Otherwise, you could cause stress and nervousness in your cat. You know how to pet a cat Why purr? We tell you.
Where to pet a cat to make you happy
Cats are, on many occasions, individualistic animals who like to spend time alone, playing or exploring. Therefore, when they decide to lie down to rest with us, we like to caress them and make them relax until they purr. Here are some of your cat's favorite places to receive caresses:
- Under the chin and also on the sides of the jaw.
- Between the ears and behind them.
- On the cheek, next to the mustaches.
- Along the loin to the base of the tail.
The right time to make your cat purr
A fundamental point to know where to pet a cat And making him happy is choosing the right time for them.

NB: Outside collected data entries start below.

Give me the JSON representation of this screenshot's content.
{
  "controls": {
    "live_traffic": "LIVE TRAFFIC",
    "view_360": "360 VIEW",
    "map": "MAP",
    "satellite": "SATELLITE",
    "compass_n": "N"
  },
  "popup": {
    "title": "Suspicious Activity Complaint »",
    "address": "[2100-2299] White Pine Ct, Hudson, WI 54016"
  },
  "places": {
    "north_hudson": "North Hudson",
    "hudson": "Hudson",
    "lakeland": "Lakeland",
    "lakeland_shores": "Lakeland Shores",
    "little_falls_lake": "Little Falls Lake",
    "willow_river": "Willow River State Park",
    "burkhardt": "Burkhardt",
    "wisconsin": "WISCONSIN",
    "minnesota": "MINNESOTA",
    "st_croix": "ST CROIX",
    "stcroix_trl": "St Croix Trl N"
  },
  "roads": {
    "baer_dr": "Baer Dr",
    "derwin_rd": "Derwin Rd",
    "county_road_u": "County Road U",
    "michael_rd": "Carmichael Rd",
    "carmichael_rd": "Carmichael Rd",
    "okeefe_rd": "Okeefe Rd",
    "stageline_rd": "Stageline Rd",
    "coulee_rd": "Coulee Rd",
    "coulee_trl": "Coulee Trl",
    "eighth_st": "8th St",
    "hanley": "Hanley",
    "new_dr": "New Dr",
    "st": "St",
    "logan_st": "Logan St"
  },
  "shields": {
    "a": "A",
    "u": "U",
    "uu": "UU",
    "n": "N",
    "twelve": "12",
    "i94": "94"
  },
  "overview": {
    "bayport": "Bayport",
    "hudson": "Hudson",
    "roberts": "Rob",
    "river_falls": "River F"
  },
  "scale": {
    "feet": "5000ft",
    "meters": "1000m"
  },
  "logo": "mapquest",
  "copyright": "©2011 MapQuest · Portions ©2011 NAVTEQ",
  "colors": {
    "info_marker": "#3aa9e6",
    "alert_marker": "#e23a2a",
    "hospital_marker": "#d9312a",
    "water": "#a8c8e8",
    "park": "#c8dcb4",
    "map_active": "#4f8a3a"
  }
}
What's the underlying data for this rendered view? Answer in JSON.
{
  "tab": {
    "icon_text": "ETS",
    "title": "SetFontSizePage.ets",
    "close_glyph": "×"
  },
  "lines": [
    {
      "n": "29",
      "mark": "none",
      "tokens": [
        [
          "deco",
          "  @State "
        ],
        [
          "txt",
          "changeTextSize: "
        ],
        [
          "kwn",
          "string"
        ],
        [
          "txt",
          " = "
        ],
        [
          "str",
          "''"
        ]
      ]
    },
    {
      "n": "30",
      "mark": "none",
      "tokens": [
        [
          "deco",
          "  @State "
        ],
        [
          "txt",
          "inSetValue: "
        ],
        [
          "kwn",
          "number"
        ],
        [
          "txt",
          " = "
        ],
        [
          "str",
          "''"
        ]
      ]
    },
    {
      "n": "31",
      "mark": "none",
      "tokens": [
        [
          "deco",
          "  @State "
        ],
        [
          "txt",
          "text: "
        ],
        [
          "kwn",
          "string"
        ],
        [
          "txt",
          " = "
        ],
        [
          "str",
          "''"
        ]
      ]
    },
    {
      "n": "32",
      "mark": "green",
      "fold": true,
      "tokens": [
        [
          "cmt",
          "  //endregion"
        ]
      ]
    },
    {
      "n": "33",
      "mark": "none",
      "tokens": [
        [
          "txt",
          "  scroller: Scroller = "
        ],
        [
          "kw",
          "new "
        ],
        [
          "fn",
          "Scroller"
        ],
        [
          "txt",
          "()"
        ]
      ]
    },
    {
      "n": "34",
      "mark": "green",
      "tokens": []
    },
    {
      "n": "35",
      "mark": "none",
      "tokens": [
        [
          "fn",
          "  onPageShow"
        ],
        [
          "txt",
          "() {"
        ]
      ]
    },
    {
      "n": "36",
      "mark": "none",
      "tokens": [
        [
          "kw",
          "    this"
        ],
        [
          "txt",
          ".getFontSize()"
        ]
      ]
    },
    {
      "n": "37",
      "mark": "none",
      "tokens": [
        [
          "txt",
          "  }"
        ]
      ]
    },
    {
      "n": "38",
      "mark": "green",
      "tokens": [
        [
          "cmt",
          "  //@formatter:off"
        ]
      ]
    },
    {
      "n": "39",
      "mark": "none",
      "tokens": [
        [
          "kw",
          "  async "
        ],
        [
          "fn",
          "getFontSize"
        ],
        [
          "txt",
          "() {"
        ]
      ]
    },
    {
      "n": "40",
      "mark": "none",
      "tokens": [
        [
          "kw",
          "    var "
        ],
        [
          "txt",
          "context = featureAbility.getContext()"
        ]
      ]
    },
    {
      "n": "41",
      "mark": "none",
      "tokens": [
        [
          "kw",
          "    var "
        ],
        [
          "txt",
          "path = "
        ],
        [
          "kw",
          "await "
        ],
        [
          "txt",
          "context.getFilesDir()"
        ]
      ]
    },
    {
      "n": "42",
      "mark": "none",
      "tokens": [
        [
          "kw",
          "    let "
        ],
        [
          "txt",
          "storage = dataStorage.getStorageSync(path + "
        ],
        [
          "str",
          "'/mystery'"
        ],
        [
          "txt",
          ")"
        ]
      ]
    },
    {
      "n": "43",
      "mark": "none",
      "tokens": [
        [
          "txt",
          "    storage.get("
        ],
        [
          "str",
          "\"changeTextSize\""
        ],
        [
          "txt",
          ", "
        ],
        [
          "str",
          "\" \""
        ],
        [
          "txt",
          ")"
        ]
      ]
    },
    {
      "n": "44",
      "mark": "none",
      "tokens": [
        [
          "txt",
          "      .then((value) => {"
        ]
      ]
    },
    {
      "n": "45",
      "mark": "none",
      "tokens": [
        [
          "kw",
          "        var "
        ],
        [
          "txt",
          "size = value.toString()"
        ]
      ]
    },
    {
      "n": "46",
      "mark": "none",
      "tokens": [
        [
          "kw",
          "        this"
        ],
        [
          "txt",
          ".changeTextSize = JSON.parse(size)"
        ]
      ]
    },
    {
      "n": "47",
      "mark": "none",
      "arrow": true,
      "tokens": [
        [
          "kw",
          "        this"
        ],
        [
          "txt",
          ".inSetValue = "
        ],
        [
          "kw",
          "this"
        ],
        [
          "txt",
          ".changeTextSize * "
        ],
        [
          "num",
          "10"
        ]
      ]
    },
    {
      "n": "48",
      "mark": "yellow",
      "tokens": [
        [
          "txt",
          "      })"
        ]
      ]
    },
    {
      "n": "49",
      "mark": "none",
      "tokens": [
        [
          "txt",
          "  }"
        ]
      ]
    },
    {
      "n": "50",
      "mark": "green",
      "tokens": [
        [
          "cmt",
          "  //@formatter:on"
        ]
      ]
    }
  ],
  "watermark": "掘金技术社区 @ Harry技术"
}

Even if you do it with the best intention, if you try to pet your cat at a time when he prefers to be alone, the only thing you will get is to cause stress and dislike in your pet
Let him choose the moment and approach you. To invite him, you can reach out and let him smell it. If he rubs on her and approaches you, this can be a positive signal for you to start caressing him. The key to knowing that you feel happy is in the purr. The moment your cat has enough and moves away from you, let him go and don't try to keep him.